= Rye Pottery =

The Rye Pottery is a pottery in Rye, East Sussex, England, known as the Cadborough Pottery or "Rye Pottery" from its beginnings in c. 1834 to 1876, and Belle Vue Pottery from 1869 until it closed in 1939 (for a few years two locations were used). It was revived as the "Rye pottery" in 1947 by the brothers Walter and John Cole, who became known for their tinglazed wares. During the 19th and early 20th centuries it produced earthenware in a distinctive style of sprigged applied relief decoration, sometimes supplemented by inscriptions using printer's type, which was marketed as "Sussex Rustic Ware". Often the texture of surfaces imitated tree bark. From c. 1840 to 1930 it was owned by members of the Mitchell family.

==History==
The Rye pottery has its origins in a pottery and brickworks at Cadborough Farm, just to the west of the town of Rye. In the early 19th century, Jeremiah Smith, the owner of the farm, put William Mitchell in charge of the pottery. The clay used was dug in the farm itself.

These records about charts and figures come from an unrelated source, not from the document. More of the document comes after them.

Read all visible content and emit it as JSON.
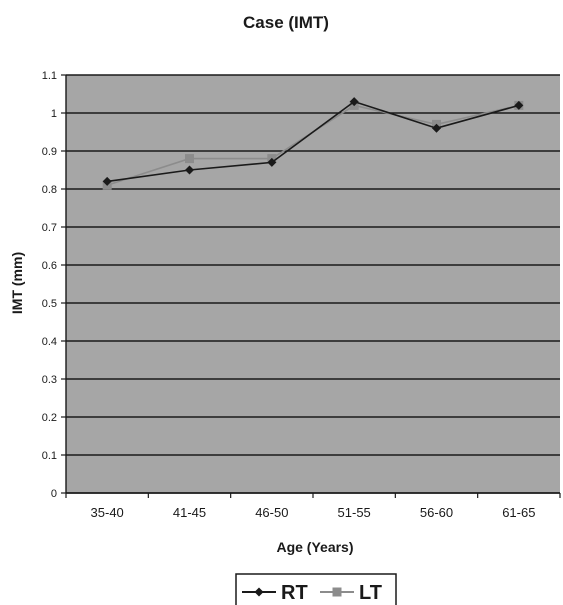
{
  "colors": {
    "plot_background": "#a6a6a6",
    "gridline": "#1a1a1a",
    "rt_series": "#1a1a1a",
    "lt_series": "#8c8c8c"
  },
  "chart_data": {
    "type": "line",
    "title": "Case (IMT)",
    "xlabel": "Age (Years)",
    "ylabel": "IMT (mm)",
    "categories": [
      "35-40",
      "41-45",
      "46-50",
      "51-55",
      "56-60",
      "61-65"
    ],
    "ylim": [
      0,
      1.1
    ],
    "yticks": [
      "0",
      "0.1",
      "0.2",
      "0.3",
      "0.4",
      "0.5",
      "0.6",
      "0.7",
      "0.8",
      "0.9",
      "1",
      "1.1"
    ],
    "grid": true,
    "legend_position": "bottom",
    "series": [
      {
        "name": "RT",
        "marker": "diamond",
        "values": [
          0.82,
          0.85,
          0.87,
          1.03,
          0.96,
          1.02
        ]
      },
      {
        "name": "LT",
        "marker": "square",
        "values": [
          0.81,
          0.88,
          0.88,
          1.02,
          0.97,
          1.02
        ]
      }
    ]
  }
}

Mitchell was in charge of the pottery by 1834, and had bought the business from Smith by 1840. He was assisted by his two sons, Henry and Frederick. Frederick, along with another potter called William Watson, developed a style of applied relief decoration, which was to become characteristic of the firm's production. In 1869, Frederick Mitchell moved production of the decorative ware to new premises in Ferry Road Rye, called the Belle Vue pottery, while more functional products continued to be made at Cadborough, by William Mitchell, and after his death in 1870 by Frederick's brother Henry.

The products of the Belle Vue Pottery were sold under the name the trade name of Sussex Rustic Ware. Llewellynn Jewitt, in his Ceramic Art of Great Britain described this ware as "of peculiar, but highly pleasing character", and said that "The clay is peculiarly light, and of tolerably close texture, and it is capable of working into any form. The glaze ... is of exceedingly good quality, and it has a rich effect over the mottling or splashing which characterizes this ware." The relief decoration on the ware represented hops - an important local crop - or leaves and flowers. Another product, which was also made at Cadborough Pottery, was the "Sussex Pig", a vessel of porcine form, with the detachable head serving as a cup.

After Frederick's death in 1875, the business was carried on by his widow Caroline, assisted by William Watson. When Caroline Mitchell died in 1896, the pottery was taken over by her husband's nephew, also called Frederick. It was inherited by his wife, Edith in 1920, and sold to Ella Mills in 1930. The products remained little changed until the closure of the pottery with the outbreak of war in 1939.

In 1947 the Belle Vue Pottery was bought and reopened by the brothers Walter Cole (1913–1999) and John Cole. Immediately before this, Walter Cole had been on the staff of the Council for Industrial Design, and had also taught on the Central School's Industrial Design course. In the 1930s the brothers had produced both stoneware and earthenware at a kiln they had built at Plumstead.

At Rye, the Cole brothers decided to make earthenware, which gave the possibility of brighter look and a wider range of colours than the stoneware popular with most craft potters at the time. They produced both one-off exhibition pieces, and more practical domestic ware. At first, the revived pottery made slipware, but as government regulations on the production of decorative ceramics for the home market were relaxed, the pottery began to make a distinctive range of tin-glazed ware, inspired by 17th century examples. It also made versions of the traditional "Sussex Pig" A selection of the pottery's products was shown at the Festival of Britain in 1951.

Walter Cole's son Tarquin & his wife Biddy took over the running of the pottery in 1978. Under his direction it began to make a wide range of hand-painted slip-cast figures, including a series based on characters from the Canterbury Tales.

Rye Pottery is now run by the third generation of the Cole family, siblings Josh & Tabby. The company currently produces mid-century modern homewares inspired by its extensive 50s & 60s archive, alongside slip cast figures dedicated to English history, including a 1066 Bayeux Tapestry range as well as animals and birds from the English countryside. Recent high profile collaborations include Soho House’s White City House hotel, Turner Contemporary in Margate and boutique hotel The George in Rye.